2. Because It’s Not Mine – I am a Christian, so I view everything I have or receive ultimately as a blessing from God. Some of you may disagree with me on this, and that’s fine. But that’s my world-view. Having the mentality of “it’s all God’s anyway” helps me not only give willingly, but allows me to examine other areas of my money management with that same lens. It’s also interesting that Jesus taught on the topic of money more than any other topic during his ministry.
3. Because I Can – Sometimes I feel so unworthy to live in a prosperous country way beyond the means of the rest of the world. No matter the economic climate, there is no doubt we are still a very wealthy nation. Giving such a small portion of what I have is the least I can do.
WAYS TO GIVE:
1. Money – Giving your money is the most obvious and measurable. If you are looking for where to give, there are plenty of great charitable organizations out there. I recommend going to Charity Navigation to look up details on how efficient and responsible organizations are. The last thing you want to do is find out you are giving your money to an organization that pockets over half of its fund raising.
2. Gift-in-Kind – This could include anything from giving clothes to a thrift store, baking goods for a fund-raiser, or donating office supplies to a home. These are called “gift-in-kind” because they have a cost associated with them, but they’re not straight-up monetary gifts.

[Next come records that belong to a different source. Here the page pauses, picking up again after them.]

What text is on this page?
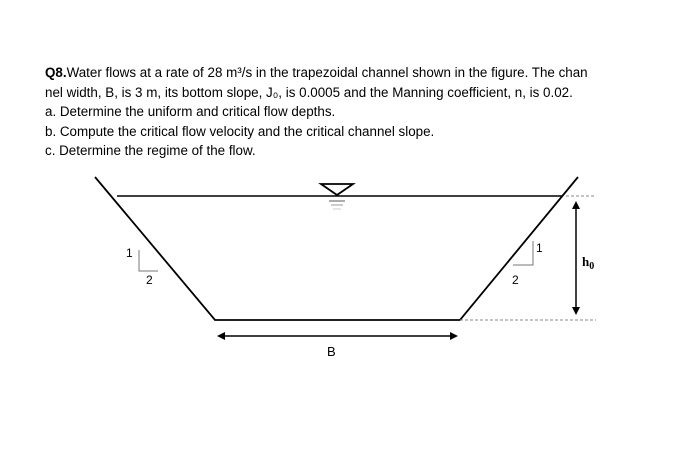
Q8.Water flows at a rate of 28 m³/s in the trapezoidal channel shown in the figure. The chan

nel width, B, is 3 m, its bottom slope, J₀, is 0.0005 and the Manning coefficient, n, is 0.02.

a. Determine the uniform and critical flow depths.

b. Compute the critical flow velocity and the critical channel slope.

c. Determine the regime of the flow.

1
2
1
2
h0
B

3. Time – Sometimes I find it easier to give money than to actually invest my life into volunteering or serving my community. But you don’t need to become Mother Teresa or move to Haiti to give your time. I actually volunteer with an organization by doing what I went to school for: marketing! It’s pretty simple for me to do on the side and allows the organization to save money on fund raising and such. With the friendships I’ve made, I sometimes wonder who is benefiting more: the charity or myself.
I don’t mean for this post to be a guilt-trip for readers or to position myself in a “holier-than-thou” light. Believe me, there are many months when the last thing I want to do is fork over hard-earned cash to a charity. In truth, the purpose of this post is so I can come back here and remind myself why I give.
What about you? How much do you give per month? What is your perspective on giving?
I totally respect people who do give the full 10% of their income. I used to give 10% of my time teaching underprivileged kids science, but recently I guess I’ve just been feeling like there is so much messed up with me that I need to start fixing that before I can help other people.
But, you’re right, I really need to start giving of myself in some way. Thanks for that reminder!
I’m impressed with the 10% charity! I think I only managed about 5% last year.
So do you tithe to a church, or do you give to other charities?
I give $170 to my church and $50 to an international charity each month. It’s actually a little less than 10% because I don’t factor in any extra income I make aside from my full-time job, but close enough.